# DIY: Coil Gun



## pramudit (Jan 18, 2012)

this is a project made by me and my friend, hope you all will like it....
We made it in october....
all details in this link.... 

Home made simple Coil Gun part 2 - YouTube


----------



## Faun (Jan 18, 2012)

Dekhiye kitna aasan hai yeh !


----------



## pramudit (Jan 19, 2012)

Plz give your reviews and give suggestions on how to improve it... 

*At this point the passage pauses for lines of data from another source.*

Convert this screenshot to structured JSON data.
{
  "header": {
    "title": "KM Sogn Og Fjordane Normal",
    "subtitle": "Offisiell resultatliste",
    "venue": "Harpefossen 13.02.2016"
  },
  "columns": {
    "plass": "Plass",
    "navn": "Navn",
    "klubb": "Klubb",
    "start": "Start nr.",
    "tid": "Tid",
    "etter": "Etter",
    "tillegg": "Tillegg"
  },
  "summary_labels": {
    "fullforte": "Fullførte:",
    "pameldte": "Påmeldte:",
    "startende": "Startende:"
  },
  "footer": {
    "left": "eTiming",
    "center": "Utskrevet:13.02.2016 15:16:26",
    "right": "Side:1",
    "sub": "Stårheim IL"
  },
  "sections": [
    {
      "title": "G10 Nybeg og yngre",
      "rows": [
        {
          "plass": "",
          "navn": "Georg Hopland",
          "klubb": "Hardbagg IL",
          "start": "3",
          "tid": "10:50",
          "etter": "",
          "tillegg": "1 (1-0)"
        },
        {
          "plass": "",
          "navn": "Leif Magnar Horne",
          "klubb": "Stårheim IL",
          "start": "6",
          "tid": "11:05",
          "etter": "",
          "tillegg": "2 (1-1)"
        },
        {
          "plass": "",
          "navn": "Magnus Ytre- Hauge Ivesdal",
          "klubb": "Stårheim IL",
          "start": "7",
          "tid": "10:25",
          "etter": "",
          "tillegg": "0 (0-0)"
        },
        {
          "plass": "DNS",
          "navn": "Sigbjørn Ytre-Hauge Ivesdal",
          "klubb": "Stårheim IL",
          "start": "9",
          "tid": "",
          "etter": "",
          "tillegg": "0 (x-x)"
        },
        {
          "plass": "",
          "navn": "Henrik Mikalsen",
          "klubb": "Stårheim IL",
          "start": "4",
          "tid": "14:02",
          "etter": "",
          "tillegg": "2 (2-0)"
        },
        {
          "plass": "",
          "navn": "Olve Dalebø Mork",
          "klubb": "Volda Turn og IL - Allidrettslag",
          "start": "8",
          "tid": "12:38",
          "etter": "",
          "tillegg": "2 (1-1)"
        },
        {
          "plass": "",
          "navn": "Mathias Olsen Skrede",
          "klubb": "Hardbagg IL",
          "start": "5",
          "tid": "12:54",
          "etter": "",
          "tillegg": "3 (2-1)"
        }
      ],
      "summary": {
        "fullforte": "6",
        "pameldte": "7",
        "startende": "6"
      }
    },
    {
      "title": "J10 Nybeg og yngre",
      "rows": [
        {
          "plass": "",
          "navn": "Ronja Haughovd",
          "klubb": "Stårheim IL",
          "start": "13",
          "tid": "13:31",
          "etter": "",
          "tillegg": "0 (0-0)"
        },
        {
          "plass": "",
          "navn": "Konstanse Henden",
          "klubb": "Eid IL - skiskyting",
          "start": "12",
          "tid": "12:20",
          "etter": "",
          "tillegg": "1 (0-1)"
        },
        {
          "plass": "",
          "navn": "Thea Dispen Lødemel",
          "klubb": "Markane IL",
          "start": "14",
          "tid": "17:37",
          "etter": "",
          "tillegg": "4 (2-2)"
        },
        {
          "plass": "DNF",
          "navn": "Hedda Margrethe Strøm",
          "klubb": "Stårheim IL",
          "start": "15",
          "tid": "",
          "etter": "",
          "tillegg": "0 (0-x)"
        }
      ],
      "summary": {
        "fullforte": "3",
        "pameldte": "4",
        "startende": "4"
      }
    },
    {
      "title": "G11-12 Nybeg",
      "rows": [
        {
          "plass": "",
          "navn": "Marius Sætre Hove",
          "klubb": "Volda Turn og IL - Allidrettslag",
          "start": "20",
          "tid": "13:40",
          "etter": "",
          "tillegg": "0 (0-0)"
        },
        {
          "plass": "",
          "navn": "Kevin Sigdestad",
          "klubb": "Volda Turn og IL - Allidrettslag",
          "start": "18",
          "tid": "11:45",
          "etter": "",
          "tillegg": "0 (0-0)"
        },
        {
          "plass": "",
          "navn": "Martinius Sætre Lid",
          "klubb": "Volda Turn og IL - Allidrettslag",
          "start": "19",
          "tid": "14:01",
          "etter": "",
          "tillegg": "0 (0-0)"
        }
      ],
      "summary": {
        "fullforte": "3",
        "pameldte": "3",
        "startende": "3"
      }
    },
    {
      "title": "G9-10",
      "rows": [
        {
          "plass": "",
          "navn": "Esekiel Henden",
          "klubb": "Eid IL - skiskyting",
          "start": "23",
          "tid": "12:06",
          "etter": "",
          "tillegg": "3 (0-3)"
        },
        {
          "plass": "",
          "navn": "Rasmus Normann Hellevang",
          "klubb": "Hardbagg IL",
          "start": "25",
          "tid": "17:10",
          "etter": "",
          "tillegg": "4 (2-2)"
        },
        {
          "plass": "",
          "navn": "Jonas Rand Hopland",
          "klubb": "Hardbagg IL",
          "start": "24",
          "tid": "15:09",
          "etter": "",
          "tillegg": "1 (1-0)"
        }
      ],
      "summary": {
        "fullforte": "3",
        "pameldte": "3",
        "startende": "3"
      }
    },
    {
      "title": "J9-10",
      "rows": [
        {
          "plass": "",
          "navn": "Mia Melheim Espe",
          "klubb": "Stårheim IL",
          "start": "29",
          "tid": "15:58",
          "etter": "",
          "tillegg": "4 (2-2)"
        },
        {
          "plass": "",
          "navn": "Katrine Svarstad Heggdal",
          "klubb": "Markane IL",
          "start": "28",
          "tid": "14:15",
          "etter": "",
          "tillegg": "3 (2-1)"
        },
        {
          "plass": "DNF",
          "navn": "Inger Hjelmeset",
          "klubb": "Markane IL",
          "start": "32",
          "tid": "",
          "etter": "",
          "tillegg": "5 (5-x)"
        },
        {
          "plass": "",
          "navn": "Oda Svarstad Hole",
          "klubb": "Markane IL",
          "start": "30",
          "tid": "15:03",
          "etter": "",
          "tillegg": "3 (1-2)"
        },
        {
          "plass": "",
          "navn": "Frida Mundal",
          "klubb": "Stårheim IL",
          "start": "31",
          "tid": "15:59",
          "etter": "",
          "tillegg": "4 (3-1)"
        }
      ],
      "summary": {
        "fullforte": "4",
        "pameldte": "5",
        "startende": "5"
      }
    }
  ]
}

More than 100 views but no reviews or suggestions...


----------



## Faun (Jan 19, 2012)

make a casing like real gun like this
*guides.gamepressure.com/stalker/gfx/word/694957609.jpg


----------



## pramudit (Jan 19, 2012)

Beyond our reach now...
We will need machines and we will get 'em in college only...
I am currently in class 12...

And actually me and my friend have thought to mount it on hand with its power source in bagpack...
He is a big fan of iron man...


----------



## Nipun (Jan 19, 2012)

Nice. But sound was weird. 

The best line was last


----------



## pramudit (Jan 19, 2012)

Thanx...
Will be upgrading it in the starting of may and this time will take care while making video....


----------



## vijju6091 (Oct 6, 2013)

Looks cool to me


----------